Multitask Learning and Bandits via Robust Statistics

Decision-makers often simultaneously face many related but heterogeneous learning problems. For instance, a large retailer may wish to learn product demand at different stores to solve pricing or inventory problems, making it desirable to learn jointly for stores serving similar customers; alternatively, a hospital network may wish to learn patient risk at different providers to allocate personalized interventions, making it desirable to learn jointly for hospitals serving similar patient populations. Motivated by real datasets, we study a natural setting where the unknown parameter in each learning instance can be decomposed into a shared global parameter plus a sparse instance-specific term. We propose a novel two-stage multitask learning estimator that exploits this structure in a sample-efficient way, using a unique combination of robust statistics (to learn across similar instances) and LASSO regression (to debias the results). Our estimator yields improved sample complexity bounds in the feature dimension $d$ relative to commonly-employed estimators; this improvement is exponential for "data-poor" instances, which benefit the most from multitask learning.

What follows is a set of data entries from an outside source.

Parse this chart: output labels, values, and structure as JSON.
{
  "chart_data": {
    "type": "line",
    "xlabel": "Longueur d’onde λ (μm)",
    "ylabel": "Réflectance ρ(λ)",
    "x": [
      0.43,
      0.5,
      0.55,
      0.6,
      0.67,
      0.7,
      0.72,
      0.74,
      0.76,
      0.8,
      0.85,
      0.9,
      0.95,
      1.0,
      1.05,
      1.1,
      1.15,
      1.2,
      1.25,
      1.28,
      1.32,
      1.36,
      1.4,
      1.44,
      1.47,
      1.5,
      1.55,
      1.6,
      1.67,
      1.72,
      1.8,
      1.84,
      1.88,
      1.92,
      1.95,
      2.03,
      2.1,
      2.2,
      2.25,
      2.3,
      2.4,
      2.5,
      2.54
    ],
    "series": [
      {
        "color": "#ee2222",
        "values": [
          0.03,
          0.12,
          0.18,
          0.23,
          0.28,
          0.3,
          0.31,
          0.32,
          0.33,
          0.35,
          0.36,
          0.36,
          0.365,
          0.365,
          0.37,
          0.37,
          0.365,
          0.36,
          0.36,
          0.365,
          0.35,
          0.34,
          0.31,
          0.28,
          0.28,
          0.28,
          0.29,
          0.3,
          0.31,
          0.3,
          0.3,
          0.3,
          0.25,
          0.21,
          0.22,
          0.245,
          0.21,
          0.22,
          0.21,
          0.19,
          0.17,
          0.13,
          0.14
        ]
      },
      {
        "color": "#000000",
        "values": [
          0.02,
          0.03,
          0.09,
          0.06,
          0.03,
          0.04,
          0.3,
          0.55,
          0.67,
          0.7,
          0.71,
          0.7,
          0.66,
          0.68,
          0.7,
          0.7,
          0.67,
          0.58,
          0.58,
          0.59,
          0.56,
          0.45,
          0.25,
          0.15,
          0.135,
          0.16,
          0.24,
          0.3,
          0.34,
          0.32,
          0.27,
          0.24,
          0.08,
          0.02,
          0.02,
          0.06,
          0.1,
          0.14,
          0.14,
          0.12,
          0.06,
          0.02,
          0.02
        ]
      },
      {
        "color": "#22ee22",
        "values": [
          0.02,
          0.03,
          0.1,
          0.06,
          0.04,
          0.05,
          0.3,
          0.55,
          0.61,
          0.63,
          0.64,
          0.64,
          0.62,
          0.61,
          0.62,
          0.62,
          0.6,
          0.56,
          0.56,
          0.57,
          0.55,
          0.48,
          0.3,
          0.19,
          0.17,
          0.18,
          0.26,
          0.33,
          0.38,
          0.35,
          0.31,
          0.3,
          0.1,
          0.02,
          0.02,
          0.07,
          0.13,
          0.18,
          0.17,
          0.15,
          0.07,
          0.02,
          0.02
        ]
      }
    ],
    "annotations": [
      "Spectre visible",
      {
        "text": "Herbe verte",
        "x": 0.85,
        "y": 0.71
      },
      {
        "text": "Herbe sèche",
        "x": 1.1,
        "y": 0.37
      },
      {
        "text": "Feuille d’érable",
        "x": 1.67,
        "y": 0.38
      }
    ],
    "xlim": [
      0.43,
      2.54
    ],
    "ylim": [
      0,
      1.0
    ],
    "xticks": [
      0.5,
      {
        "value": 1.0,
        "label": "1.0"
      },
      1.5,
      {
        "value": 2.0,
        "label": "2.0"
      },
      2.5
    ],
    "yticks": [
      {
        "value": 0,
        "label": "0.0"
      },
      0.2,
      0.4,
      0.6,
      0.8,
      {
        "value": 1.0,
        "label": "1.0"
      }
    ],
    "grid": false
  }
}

We illustrate the utility of these results for online learning by embedding our multitask estimator within simultaneous contextual bandit algorithms. We specify a dynamic calibration of our estimator to appropriately balance the bias-variance tradeoff over time, improving the resulting regret bounds in the context dimension $d$. Finally, we illustrate the value of our approach on synthetic and real datasets.

翻译：决策者常常同时面临许多相关但异质的学习问题。例如，大型零售商可能希望学习不同门店的产品需求以解决定价或库存问题，因此对服务相似客户的门店进行联合学习是可取的；同样，医院网络可能希望学习不同医疗机构中的患者风险，以分配个性化干预措施，因此对服务相似患者群体的医院进行联合学习是有益的。受真实数据集的启发，我们研究了一个自然场景：每个学习实例中的未知参数可分解为一个共享的全局参数加上一个稀疏的实例特定项。我们提出了一种新颖的两阶段多任务学习估计器，该估计器通过鲁棒统计（用于跨相似实例学习）和LASSO回归（用于去偏结果）的独特组合，以样本高效的方式利用这种结构。我们的估计器在特征维度$d$上相比常用估计器实现了更优的样本复杂度界；对于“数据贫乏”的实例，这一改进是指数级的，它们从多任务学习中获益最多。通过将我们的多任务估计器嵌入到同步情境强盗算法中，我们阐述了这些结果在在线学习中的效用。我们指定了一种动态校准方法，以适时平衡偏差-方差权衡，从而在情境维度$d$上改进最终的后悔界。最后，我们在合成和真实数据集上展示了我们方法的价值。